Why the shift from “prompts” to “context”? Early on, developers focused on phrasing prompts cleverly to coax better answers. But as applications grow more complex, it’s becoming clear that providing complete and structured context to the AI is far more important than any magic wording.
I would also argue that prompt engineering is a subset of context engineering. Even if you have all the context, how you assemble it in the prompt still absolutely matters. The difference is that you are not architecting your prompt to work well with a single set of input data, but rather to take a set of dynamic data and format it properly.
I would also highlight that a key part of context is often core instructions for how the LLM should behave. This is often a key part of prompt engineering. Would you say that providing clear and detailed instructions for how the agent should behave is context engineering or prompt engineering? I think it’s a bit of both.
Examples of context engineering
Some basic examples of good context engineering include:
- Tool use: Making sure that if an agent needs access to external information, it has tools that can access it. When tools return information, they are formatted in a way that is maximally digestable for LLMs
- Short term memory: If a conversation is going on for a while, creating a summary of the conversation and using that in the future.
- Long term memory: If a user has expressed preferences in a previous conversation, being able to fetch that information.
- Prompt Engineering: Instructions for how an agent should behave are clearly enumerated in the prompt.
- Retrieval: Fetching information dynamically and inserting it into the prompt before calling the LLM.
How LangGraph enables context engineering
When we built LangGraph, we built it with the goal of making it the most controllable agent framework. This also allows it to perfectly enable context engineering.
With LangGraph, you can control everything. You decide what steps are run. You decide exactly what goes into your LLM. You decide where you store the outputs. You control everything.

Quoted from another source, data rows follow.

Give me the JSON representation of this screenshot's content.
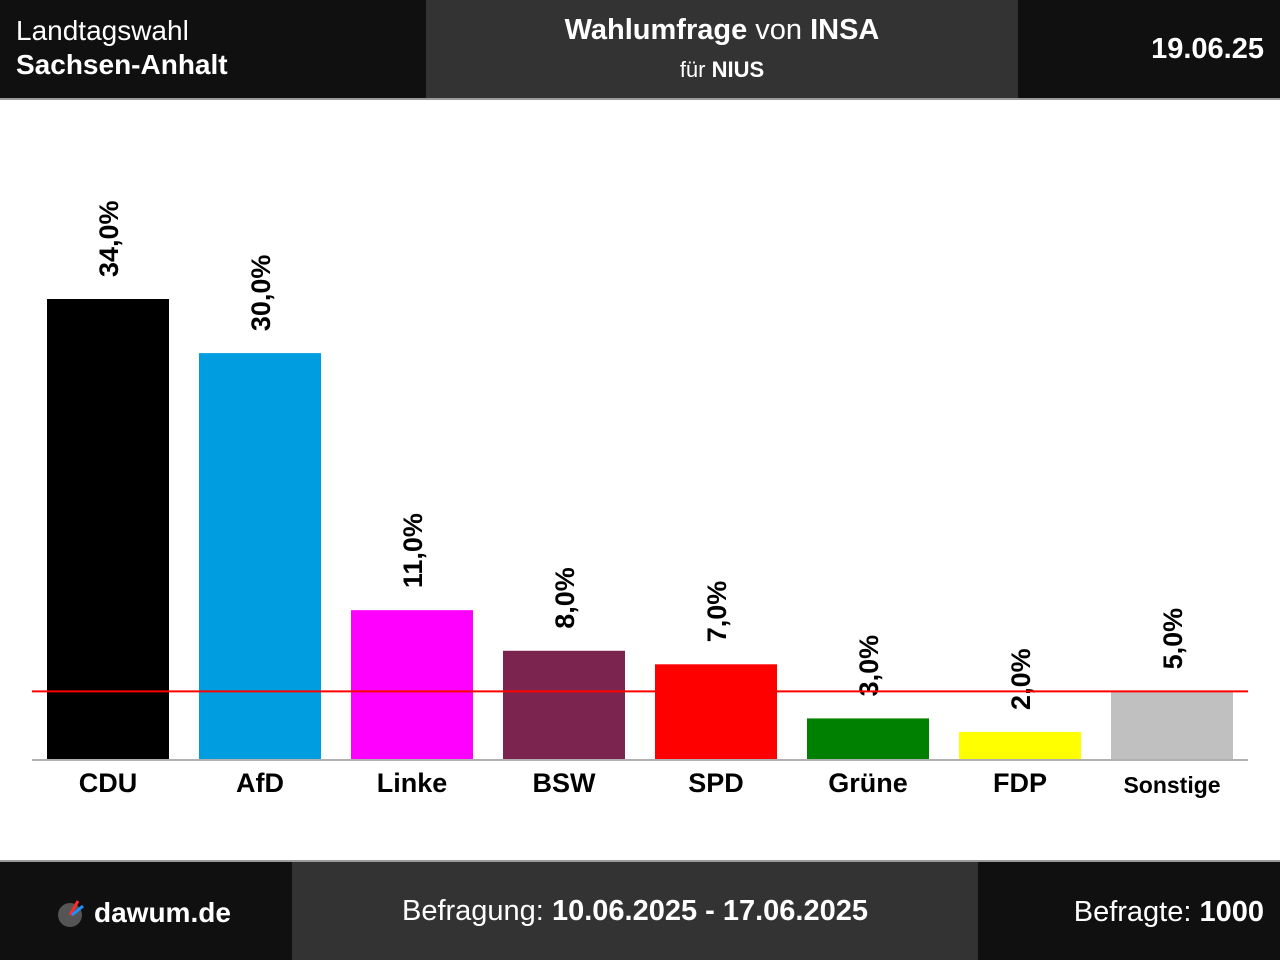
{
  "header": {
    "region_label": "Landtagswahl",
    "region_name": "Sachsen-Anhalt",
    "title_bold": "Wahlumfrage",
    "title_mid": "von",
    "institute": "INSA",
    "client_prefix": "für",
    "client": "NIUS",
    "date": "19.06.25"
  },
  "footer": {
    "logo_text": "dawum.de",
    "logo_icon": "dawum-logo-icon",
    "survey_label": "Befragung:",
    "survey_period": "10.06.2025 - 17.06.2025",
    "respondents_label": "Befragte:",
    "respondents_count": "1000"
  },
  "chart_data": {
    "type": "bar",
    "categories": [
      "CDU",
      "AfD",
      "Linke",
      "BSW",
      "SPD",
      "Grüne",
      "FDP",
      "Sonstige"
    ],
    "values": [
      34.0,
      30.0,
      11.0,
      8.0,
      7.0,
      3.0,
      2.0,
      5.0
    ],
    "value_labels": [
      "34,0%",
      "30,0%",
      "11,0%",
      "8,0%",
      "7,0%",
      "3,0%",
      "2,0%",
      "5,0%"
    ],
    "colors": [
      "#000000",
      "#009ee0",
      "#ff00ff",
      "#7b2450",
      "#ff0000",
      "#008000",
      "#ffff00",
      "#c0c0c0"
    ],
    "threshold": 5.0,
    "threshold_color": "#ff0000",
    "ylim": [
      0,
      34
    ]
  }
}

This allows you do all the context engineering you desire. One of the downsides of agent abstractions (which most other agent frameworks emphasize) is that they restrict context engineering. There may be places where you cannot change exactly what goes into the LLM, or exactly what steps are run beforehand.
Side note: a very good read is Dex Horthy's "12 Factor Agents". A lot of the points there relate to context engineering ("own your prompts", "own your context building", etc). The header image for this blog is also taken from Dex. We really enjoy the way he communicates about what is important in the space.
How LangSmith helps with context engineering
LangSmith is our LLM application observability and evals solution. One of the key features in LangSmith is the ability to trace your agent calls. Although the term "context engineering" didn't exist when we built LangSmith, it aptly describes what this tracing helps with.
LangSmith lets you see all the steps that happen in your agent. This lets you see what steps were run to gather the data that was sent into the LLM.
LangSmith lets you see the exact inputs and outputs to the LLM. This lets you see exactly what went into the LLM - the data it had and how it was formatted. You can then debug whether that contains all the relevant information that is needed for the task. This includes what tools the LLM has access to - so you can debug whether it's been given the appropriate tools to help with the task at hand
Communication is all you need
A few months ago I wrote a blog called "Communication is all you need". The main point was that communicating to the LLM is hard, and not appreciated enough, and often the root cause of a lot of agent errors. Many of these points have to do with context engineering!
Context engineering isn't a new idea - agent builders have been doing it for the past year or two. It's a new term that aptly describes an increasingly important skill. We'll be writing and sharing more on this topic. We think a lot of the tools we've built (LangGraph, LangSmith) are perfectly built to enable context engineering, and so we're excited to see the emphasis on this take off.